Although he is able to secure a good living for his family as a result of his work in Baghdad, this comes with a taste of bitterness for Akram. It hurts the man so much not being able to see his two daughters grow up in front of him. “I am very sad because I cannot see my two-month-old baby daughter,” he says.

From one troubled country to another
The movement of Lebanese to Iraq has doubled recently, and has increased steadily, especially in the health sector, as this applies especially to dozens of Lebanese doctors who provide services and are considered visitors in Iraqi hospitals and medical centers, according to the Lebanese ambassador in Baghdad, Ali Habhab.
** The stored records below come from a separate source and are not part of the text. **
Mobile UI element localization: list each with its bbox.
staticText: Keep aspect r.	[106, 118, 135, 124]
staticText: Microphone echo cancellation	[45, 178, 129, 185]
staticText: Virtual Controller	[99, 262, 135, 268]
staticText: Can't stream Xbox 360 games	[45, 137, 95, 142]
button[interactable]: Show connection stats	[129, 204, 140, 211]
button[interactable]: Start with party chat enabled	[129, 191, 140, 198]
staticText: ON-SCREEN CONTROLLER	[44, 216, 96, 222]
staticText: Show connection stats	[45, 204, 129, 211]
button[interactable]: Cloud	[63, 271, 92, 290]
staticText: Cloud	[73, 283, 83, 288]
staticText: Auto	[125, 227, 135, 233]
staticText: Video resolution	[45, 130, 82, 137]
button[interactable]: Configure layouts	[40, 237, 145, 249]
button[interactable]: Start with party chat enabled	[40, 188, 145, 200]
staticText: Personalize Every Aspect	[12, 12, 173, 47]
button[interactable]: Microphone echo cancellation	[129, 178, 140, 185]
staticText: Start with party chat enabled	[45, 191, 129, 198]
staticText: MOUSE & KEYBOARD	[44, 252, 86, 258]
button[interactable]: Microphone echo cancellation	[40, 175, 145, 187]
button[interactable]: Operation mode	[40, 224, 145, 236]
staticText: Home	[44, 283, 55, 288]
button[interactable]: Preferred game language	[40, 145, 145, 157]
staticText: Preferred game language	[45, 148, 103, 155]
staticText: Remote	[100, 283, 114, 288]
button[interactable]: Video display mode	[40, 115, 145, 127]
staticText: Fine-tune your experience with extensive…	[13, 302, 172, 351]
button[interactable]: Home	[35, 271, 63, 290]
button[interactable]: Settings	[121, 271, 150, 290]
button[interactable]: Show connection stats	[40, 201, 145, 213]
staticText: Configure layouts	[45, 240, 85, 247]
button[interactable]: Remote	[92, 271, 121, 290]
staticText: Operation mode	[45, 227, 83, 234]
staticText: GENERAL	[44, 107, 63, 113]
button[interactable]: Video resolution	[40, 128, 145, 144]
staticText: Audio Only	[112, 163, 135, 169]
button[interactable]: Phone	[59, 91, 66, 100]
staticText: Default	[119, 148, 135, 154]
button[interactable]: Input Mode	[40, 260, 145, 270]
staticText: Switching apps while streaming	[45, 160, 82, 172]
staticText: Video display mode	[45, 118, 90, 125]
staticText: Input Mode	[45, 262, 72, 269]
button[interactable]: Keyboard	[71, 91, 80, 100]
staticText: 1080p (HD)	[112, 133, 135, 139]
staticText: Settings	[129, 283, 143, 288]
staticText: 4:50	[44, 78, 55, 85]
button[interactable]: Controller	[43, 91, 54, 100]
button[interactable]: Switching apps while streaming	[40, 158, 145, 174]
According to the Iraqi authorities, more than 20,000 Lebanese entered Iraq between June 2021 and February 2022, not counting the visitors who come to Najaf and Karbala.
It seems that the Lebanese do not care about the deep living crisis facing the Iraqis, who are themselves immersed in poverty, unemployment and deteriorating infrastructure. burdened with crises.

A quarter of a million immigrants in 5 years
According to the report of the Crisis Monitor at the American University of Beirut, the mass migration waves that Lebanon experienced in its history accompanied their timing with periods of war, but the wars in Lebanon were not a main driver of migration, but rather the prevailing economic conditions. The latest statistics on the emigration of the Lebanese indicate that the year 2021 recorded the largest number of immigrants and travelers during the past five years, while the number of departures between 2017 and 2021 amounted to more than a quarter of a million people.